Hoyle abrió la liturgia tras el canto de un primer himno solemne y recordó, con su voz inicialmente quebrada por la emoción, el valor simbólico de la Abadía de Westminster en la larga vida de Isabel II. Allí se unió en matrimonio con Felipe, en 1947, todavía como princesa heredera al trono y en 1953 fue coronada reina.

Por su parte, Welby afirmó en su sermón que Isabel II “dedicó su vida a servir a la nación y a la Commonwealth”, como había prometido en la transmisión por radio realizada en ocasión de su cumpleaños número 21.

Welby también recordó el “Volveremos a encontrarnos” que la soberana envió en un mensaje a sus súbditos en medio del confinamiento por la pandemia del Covid-19, reiterándolo ahora en nombre de la fe en el más allá.

Antes de su sermón, la primera ministra británica, Liz Truss, había leído un pasaje del Evangelio de Juan sobre la promesa hecha por Jesucristo a sus discípulos de un lugar en el cielo.

La emoción dominó por completo la ceremonia, incluso entre los miembros de la familia real. Durante la lectura de un texto encomendado a la baronesa Patricia Scotland, alta diplomática británica y secretaria general de la Commonwealth, se vio al príncipe Eduardo, cuarto hijo de la reina, secándose las lágrimas con un pañuelo blanco.

Eduardo se sentó en la primera fila, frente al ataúd de su madre, junto al rey Carlos III, su esposa Camila; la princesa Anna, -la segunda hija real- con su esposo, Tim Laurence y su esposa Sofía.

La bendición de la asamblea del reverendo Hoyle cerró el solemne rito religioso del funeral.
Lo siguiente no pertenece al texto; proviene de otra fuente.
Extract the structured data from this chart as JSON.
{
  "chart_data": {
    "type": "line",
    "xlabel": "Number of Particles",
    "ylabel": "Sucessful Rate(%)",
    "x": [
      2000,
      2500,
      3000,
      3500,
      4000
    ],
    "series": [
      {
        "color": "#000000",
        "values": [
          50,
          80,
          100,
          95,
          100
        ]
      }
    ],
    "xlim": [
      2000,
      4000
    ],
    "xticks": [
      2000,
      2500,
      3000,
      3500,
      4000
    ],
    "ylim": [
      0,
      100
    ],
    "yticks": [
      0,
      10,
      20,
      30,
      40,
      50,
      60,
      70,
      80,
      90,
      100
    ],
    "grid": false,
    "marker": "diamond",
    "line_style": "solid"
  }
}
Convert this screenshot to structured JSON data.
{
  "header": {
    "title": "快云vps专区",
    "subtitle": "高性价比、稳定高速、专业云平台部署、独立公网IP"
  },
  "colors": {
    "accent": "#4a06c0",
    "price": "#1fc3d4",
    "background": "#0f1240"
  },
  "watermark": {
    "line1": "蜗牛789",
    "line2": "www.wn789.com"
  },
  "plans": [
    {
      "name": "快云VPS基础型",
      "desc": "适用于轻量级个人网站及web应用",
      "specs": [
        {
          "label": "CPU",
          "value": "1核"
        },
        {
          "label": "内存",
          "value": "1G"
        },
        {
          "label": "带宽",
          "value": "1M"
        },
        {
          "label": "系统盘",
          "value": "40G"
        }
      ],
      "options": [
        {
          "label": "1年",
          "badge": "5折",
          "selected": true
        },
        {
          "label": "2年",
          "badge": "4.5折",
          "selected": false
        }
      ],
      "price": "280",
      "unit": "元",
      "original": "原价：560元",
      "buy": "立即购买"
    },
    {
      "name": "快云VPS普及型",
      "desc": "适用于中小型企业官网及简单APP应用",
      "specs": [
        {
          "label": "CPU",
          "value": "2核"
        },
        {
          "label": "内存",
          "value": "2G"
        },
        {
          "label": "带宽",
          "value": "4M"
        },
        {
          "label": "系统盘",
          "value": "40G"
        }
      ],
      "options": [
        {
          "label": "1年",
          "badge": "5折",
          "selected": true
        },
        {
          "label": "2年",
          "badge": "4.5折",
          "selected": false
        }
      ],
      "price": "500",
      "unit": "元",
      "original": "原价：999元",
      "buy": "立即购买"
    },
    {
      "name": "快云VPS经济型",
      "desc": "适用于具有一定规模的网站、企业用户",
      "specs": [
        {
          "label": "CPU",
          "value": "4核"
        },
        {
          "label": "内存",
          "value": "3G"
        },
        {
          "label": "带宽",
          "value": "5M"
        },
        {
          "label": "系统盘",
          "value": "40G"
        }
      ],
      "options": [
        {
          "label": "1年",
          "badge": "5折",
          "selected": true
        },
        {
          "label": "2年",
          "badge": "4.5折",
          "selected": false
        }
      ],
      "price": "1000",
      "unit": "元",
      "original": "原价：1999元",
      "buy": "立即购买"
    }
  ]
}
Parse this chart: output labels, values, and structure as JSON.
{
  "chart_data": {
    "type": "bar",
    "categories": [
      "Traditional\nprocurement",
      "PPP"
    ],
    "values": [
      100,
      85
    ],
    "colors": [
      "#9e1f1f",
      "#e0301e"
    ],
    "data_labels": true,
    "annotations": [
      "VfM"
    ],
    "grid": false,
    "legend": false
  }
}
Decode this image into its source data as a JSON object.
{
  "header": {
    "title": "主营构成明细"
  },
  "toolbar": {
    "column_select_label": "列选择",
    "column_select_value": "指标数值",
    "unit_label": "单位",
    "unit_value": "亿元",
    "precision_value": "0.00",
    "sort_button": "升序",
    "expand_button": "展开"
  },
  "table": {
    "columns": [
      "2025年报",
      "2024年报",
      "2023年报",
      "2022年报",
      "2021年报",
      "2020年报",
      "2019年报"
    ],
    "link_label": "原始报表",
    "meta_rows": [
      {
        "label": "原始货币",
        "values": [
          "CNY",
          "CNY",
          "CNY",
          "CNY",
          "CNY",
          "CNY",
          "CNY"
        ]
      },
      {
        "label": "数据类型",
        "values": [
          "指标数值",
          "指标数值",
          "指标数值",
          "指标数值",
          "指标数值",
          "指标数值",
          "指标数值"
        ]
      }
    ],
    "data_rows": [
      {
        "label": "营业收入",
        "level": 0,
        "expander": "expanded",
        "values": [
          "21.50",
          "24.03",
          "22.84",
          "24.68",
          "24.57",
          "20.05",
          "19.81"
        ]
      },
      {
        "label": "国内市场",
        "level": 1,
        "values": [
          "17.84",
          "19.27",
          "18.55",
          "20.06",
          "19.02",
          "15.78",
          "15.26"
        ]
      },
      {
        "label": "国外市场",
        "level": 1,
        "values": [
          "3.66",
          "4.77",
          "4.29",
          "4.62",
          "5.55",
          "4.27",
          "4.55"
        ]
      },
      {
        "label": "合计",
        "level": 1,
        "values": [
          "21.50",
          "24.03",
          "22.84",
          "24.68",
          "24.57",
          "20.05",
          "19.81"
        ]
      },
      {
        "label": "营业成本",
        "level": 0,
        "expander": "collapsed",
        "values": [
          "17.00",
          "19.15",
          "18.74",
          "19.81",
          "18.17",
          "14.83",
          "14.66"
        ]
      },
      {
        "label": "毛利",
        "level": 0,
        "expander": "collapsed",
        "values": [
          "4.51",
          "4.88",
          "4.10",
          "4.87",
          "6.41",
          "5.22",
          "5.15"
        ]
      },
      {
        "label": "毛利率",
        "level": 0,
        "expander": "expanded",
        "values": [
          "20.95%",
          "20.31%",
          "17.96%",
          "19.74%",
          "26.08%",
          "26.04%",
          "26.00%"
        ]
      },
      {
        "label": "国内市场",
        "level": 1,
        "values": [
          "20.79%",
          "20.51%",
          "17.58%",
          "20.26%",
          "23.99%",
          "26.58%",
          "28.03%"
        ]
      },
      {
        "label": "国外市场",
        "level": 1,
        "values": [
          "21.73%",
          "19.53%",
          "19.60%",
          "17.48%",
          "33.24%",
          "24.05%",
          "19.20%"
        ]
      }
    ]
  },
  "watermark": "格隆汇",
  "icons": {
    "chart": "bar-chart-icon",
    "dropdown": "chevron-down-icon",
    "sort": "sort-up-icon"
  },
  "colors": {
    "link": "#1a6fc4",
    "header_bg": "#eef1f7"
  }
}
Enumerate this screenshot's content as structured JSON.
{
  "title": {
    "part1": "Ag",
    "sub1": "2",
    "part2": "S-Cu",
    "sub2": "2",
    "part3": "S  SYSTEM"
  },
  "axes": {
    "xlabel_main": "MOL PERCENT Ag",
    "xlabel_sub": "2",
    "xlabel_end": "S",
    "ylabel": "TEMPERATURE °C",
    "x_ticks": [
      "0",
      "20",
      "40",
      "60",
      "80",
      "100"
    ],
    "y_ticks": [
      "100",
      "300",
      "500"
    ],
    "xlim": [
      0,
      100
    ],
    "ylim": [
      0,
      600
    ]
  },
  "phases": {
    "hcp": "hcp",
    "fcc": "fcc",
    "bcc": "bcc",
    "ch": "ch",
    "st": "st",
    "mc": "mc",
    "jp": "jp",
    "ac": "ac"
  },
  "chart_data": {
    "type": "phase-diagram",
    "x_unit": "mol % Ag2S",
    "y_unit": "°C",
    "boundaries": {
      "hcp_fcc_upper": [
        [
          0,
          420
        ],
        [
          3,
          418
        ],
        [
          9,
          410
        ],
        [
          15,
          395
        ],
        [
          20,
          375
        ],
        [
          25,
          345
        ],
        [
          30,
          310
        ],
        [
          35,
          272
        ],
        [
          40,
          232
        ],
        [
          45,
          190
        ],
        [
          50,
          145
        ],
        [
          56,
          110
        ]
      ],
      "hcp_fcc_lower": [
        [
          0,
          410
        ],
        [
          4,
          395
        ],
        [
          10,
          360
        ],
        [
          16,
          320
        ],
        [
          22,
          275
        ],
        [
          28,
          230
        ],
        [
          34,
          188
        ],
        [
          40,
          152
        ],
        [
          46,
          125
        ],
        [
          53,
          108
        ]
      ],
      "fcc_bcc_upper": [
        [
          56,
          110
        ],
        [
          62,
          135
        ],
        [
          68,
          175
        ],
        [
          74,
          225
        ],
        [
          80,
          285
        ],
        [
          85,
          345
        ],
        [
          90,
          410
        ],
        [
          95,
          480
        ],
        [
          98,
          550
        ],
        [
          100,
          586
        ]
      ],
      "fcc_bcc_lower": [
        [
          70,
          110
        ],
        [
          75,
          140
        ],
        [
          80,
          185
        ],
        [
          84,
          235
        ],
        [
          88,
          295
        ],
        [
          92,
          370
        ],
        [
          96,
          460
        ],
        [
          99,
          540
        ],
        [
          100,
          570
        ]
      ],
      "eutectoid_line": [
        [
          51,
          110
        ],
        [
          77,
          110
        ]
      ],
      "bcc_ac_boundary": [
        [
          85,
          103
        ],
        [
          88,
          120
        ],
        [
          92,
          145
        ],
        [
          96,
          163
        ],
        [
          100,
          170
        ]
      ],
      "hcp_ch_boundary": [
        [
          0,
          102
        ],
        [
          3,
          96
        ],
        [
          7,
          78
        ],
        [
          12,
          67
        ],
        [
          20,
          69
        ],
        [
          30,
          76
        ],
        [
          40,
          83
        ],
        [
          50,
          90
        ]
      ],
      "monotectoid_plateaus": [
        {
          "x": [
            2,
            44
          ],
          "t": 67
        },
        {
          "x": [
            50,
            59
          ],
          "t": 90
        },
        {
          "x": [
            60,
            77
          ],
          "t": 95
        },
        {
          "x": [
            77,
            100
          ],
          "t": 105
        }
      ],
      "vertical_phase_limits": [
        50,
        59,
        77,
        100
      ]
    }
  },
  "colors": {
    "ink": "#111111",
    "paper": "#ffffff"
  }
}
A esto le siguió un toque de trompetas, luego dos minutos de silencio en memoria de la soberana, observados en la iglesia, en Londres y en todo el Reino Unido, y el canto del himno nacional británico, en la versión revisada y corregida de “God Save the King” (Dios salve al rey), en honor al nuevo monarca, Carlos III.

El sonido de una gaita, seguido de las notas del órgano de la histórica abadía, acompañó luego la salida en procesión de los celebrantes y concelebrantes.

Entre ellos, el arzobispo anglicano de Canterbury, Justin Welby, que había recitado antes del epílogo litúrgico una oración en sufragio del alma “de nuestra hermana Isabel”, evocando su “esperanza segura en la resurrección”, y el arzobispo católico de Westminster, el cardenal Vincent Nichols.

A continuación, el féretro fue recogido y llevado en los hombros por piquete de honor de la Guardia Real, seguido por el pasillo con paso cadencioso y solemne de Carlos III y los demás miembros de la realeza, dispuestos según el orden ceremonial.

El destino final del ataúd fue el Castillo de Windsor, en las afueras de la capital británica, lugar de la sepultura.